How To Use Questions To Your Advantage

“It’s the night of your weekly Bible study group. During the discussion of the Sunday sermon on the Great Commission, a newcomer remarks, “Who are we to say Christianity is any better than any other religion? I think the essence of Jesus’ teaching is love, the same as all religions. It’s not our job to tell other people how to live or believe.” The rest of the group fidgets awkwardly, but says nothing. How do you respond?” – Tactics, pg 42.

How would you respond?

That’s an important question to ask, and here’s why: there are a thousand variations of this situation. The reality is that someday, at sometime (hopefully soon if we’re proactive in seeking out these opportunities), questions like this are going to come up. How will you respond?

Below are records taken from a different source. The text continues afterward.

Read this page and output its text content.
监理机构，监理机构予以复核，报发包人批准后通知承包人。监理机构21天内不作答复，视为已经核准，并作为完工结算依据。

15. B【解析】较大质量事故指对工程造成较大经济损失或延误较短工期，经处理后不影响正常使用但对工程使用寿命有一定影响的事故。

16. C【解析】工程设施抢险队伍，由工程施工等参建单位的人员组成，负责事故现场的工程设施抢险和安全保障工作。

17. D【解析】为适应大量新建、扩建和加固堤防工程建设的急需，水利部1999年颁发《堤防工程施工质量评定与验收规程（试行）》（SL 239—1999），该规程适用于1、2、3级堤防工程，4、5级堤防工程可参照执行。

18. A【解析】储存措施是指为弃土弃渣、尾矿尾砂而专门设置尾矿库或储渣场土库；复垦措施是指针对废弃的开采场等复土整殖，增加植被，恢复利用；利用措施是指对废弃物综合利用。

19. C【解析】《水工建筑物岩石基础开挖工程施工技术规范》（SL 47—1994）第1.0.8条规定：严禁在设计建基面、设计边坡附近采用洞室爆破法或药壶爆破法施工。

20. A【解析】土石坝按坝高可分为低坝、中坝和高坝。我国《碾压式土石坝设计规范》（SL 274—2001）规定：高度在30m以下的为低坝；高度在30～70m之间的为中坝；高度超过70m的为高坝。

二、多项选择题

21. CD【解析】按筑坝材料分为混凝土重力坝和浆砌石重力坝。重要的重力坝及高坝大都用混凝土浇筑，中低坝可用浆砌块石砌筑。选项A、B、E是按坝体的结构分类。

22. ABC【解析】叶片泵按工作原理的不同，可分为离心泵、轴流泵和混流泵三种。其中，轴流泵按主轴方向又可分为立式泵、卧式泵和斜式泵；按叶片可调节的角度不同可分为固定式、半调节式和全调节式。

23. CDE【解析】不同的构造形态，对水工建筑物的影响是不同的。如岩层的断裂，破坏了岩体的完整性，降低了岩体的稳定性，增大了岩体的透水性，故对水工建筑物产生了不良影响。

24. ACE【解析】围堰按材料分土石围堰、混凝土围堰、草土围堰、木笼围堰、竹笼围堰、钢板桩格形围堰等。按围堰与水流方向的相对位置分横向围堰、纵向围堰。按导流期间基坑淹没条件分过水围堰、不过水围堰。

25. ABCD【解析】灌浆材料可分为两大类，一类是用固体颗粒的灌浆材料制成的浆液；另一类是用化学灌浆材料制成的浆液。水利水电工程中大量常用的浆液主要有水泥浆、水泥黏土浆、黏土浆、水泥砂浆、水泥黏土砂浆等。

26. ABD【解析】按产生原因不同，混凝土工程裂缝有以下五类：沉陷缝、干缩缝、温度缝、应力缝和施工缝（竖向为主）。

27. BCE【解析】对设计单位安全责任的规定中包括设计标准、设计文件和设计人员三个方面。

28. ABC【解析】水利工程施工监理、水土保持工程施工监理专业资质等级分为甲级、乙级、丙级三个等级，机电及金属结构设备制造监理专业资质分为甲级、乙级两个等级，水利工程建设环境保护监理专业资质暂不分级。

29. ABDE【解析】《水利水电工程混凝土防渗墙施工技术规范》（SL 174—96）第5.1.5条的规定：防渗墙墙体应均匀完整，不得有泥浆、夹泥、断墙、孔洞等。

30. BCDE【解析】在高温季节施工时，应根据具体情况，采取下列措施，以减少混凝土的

I want to make one suggestion, grounded in the principle that Koukl expounds in chapter 3 of Tactics:

Ask questions

To show you how effective this is at “de-fusing” the situation, let me give you a couple examples of how I might respond:

  • You said, “the essence of Jesus teaching is love.” Would you tell me more about your study of Jesus’ life and teaching? How much have you studied his life?
  • How are all religions the same? What specific things make them similar? Don’t you think there are significant differences as well?

And one from Koukl,

  • “Isn’t telling people to love one another just another example of telling them how they should live and believe?”

Respond with a sincere question. This approach has a couple incredible advantages and effects. For today I’ll just give two that Koukl suggests:

1. Questions help us understand what they think

When you ask a question, you begin gathering information (trust me, I realize how obvious that is). You begin the process of actually understanding the other person. Asking questions stops us from getting preachy – “let me tell you what I think” – and makes us informed – “I want to know what you think.”

Sidenote: If you want to use a debate term, you might say that asking questions helps us avoid the “Straw Man” fallacy: “Instead of fighting the real issue (your opponent’s actual view), you set up a lifeless imitation (a ‘straw man’) that you then easily knock down.” Tactics, pg 51.

2. Questions help them understand what they think.

This may seem a bit counterintuitive. Why wouldn’t they understand what they’re saying? Because people often repeat slogans – not well thought out ideas. Questions help us drag superficially-profound catchphrases up to the light for inspection.

Asking the newcomer (in the beginning of this post) the simple question, “but how are all religions the same? What kind of study have you done?” will quickly draw him out to prove the claim he’s just made. It will, very quickly, help him understand what he’s saying.


Those are two quick summaries of why Koukl is a fan of asking questions. My hope is that they’ve at least given you a starting point for think through the question I posed earlier, “how will I respond to those who doubt the claims of my faith?”